Is the infimum of (Riemann) Upper Sum equal to the limit of Upper Sum as partition size goes to zero? I am following notation in Wheedon and Zygmund, let the (Riemann) upper sum be $U_\Gamma=\sum_{k=1}^N[\sup_{x\in I_k}f(x)]v(I_k)$, and let $\Gamma=\{I_k\}$ a partition of $I$ into finite nonoverlapping intervals, and let $|\Gamma|=\max_k(diam I_k)$.
My question is are the two equal:
1) $\inf_\Gamma U_\Gamma$
2) $\lim_{|\Gamma|\to 0} U_\Gamma$
What I can see is that if $\Gamma'$ is a refinement of $\Gamma$, certainly $U_\Gamma'\leq U_\Gamma$. However it is not immediately clear why the two are equal (or are they)?
Thanks for any help.
 A: Taking $(1)$ as the definition of $\overline \int f$, 
let $\epsilon >0$, and find a partition $\Gamma $ such that
$U_{\Gamma }-\overline \int f <\epsilon$. 
Now take any refinement $\Gamma'$ of $\Gamma.\ $Then, $\vert \Gamma' \vert \le \vert \Gamma \vert $ and
$\overline \int f \le U_{\Gamma' }\le U_{\Gamma }$ which means that 
$U_{\Gamma' }-\overline \int f <\epsilon$.
This is true for $all$ refinements of $\Gamma$, so in fact 
$\lim_{|\Gamma'|\to 0} U_\Gamma'-\overline \int f <\epsilon.$
(One way to see this: choose a sequence of partitions $\Gamma'_n\subseteq \Gamma'_{n+1 }$ such that $\vert \Gamma'_n\vert <\min (1/n,\vert \Gamma \vert) $. Then, $U_{\Gamma_n' }-\overline \int f <\epsilon$ for all $n\in \mathbb N$).
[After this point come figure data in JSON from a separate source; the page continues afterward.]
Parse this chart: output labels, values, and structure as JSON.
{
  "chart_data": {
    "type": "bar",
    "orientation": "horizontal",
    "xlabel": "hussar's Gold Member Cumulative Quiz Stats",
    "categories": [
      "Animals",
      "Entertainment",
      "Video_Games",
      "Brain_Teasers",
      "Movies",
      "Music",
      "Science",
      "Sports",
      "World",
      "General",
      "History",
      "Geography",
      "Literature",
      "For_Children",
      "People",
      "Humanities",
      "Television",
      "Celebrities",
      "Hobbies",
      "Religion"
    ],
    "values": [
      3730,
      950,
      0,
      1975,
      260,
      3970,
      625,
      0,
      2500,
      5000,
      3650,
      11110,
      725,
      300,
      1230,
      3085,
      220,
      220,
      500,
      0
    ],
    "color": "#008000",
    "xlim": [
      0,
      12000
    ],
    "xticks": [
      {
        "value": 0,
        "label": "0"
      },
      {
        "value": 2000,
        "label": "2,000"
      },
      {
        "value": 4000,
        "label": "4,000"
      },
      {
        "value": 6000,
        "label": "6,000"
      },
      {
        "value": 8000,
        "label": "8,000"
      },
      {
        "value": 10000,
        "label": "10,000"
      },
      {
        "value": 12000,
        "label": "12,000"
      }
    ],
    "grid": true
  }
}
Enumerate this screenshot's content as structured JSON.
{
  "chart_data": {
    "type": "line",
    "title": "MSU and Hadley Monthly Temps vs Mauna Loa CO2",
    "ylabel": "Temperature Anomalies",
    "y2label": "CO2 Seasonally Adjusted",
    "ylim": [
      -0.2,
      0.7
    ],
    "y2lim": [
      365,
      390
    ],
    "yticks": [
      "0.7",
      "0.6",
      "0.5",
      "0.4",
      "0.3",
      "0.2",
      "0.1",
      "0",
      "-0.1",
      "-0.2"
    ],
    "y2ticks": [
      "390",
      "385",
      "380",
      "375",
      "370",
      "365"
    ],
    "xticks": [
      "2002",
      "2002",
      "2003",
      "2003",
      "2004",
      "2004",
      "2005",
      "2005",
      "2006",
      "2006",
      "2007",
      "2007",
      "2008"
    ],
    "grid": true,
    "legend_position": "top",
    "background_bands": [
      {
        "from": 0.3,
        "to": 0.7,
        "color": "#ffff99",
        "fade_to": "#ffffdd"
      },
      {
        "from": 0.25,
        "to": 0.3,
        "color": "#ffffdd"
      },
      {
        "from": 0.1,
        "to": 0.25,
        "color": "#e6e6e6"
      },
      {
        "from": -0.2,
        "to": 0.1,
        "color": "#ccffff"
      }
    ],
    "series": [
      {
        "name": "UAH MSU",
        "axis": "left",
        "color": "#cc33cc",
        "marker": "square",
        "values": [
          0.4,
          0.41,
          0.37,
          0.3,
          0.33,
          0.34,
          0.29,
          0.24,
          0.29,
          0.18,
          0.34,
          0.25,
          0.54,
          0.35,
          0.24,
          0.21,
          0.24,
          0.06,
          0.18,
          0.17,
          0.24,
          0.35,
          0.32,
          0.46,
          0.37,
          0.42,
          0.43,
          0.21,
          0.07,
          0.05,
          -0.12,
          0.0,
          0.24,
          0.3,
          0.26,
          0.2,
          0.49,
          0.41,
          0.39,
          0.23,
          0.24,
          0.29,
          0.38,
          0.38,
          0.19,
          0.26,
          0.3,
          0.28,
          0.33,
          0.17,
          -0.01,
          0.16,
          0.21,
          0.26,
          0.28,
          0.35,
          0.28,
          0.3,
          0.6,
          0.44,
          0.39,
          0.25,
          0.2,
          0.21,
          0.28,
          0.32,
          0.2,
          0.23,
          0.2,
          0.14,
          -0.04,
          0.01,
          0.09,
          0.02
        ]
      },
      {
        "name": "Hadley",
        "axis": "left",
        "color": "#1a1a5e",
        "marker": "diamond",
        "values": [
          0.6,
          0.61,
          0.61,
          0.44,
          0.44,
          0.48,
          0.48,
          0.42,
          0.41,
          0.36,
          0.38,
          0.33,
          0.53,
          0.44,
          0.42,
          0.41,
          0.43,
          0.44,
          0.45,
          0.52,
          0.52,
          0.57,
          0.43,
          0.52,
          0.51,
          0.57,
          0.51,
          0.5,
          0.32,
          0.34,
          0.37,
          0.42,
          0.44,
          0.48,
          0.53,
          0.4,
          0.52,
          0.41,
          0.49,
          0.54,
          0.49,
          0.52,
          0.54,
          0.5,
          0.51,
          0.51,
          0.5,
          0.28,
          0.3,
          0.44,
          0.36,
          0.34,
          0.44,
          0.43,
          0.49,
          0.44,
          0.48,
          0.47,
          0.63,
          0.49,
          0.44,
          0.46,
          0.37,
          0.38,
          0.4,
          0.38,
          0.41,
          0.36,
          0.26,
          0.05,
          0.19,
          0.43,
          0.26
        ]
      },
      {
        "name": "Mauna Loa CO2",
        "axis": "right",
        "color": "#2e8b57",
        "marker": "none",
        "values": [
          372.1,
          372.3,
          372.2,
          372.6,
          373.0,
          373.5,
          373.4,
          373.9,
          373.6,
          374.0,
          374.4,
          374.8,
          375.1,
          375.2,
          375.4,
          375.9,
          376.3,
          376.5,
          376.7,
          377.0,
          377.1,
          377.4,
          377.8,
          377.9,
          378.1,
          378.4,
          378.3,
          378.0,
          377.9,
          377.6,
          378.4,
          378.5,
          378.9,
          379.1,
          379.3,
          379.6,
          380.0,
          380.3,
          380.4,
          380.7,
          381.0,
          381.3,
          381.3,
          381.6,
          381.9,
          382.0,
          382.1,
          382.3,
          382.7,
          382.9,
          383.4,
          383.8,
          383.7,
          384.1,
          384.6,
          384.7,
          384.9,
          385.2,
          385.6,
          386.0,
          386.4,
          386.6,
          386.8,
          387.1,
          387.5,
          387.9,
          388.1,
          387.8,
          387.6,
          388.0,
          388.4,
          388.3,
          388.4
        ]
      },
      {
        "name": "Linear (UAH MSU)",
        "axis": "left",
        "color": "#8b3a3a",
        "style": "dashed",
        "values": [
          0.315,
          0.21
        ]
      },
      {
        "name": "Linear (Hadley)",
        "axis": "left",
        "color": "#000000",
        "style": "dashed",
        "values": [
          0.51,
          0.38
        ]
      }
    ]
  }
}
Thus, $(1)$ and $(2)$ are equal.
A: I'll assume $|f| \le M <\infty.$ Denote the infimum over all upper sums by $L.$ Let $\epsilon>0.$ Choose a partition $P$ such that $U(P) < L + \epsilon.$ Let $n$ be the number of subintervals induced by $P.$ We can assume $n>1.$ Finally, let $\delta = \epsilon/[(n-1)(M+1)].$
Now let $Q$ be a partition such that $|Q| < \delta.$ A subinterval of $Q$ may contain a point of $P$ in its interior. There can be no more than $n-1$ such subintervals (thanks to @yoyostein for improving my first estimate of $2n$.) The subsum of $U(Q)$ corresponding to these subintervals is therefore no more than
$$(n-1)M\delta < \epsilon.$$
All the other subintervals of $Q$ are contained in subintervals of $P.$ The subsum of $U(Q)$ corresponding to these subintervals is therefore no more than $U(P).$
Adding these subsums shows
$$L \le U(Q) < \epsilon + (L + \epsilon) = L + 2\epsilon.$$
This gives the desired result.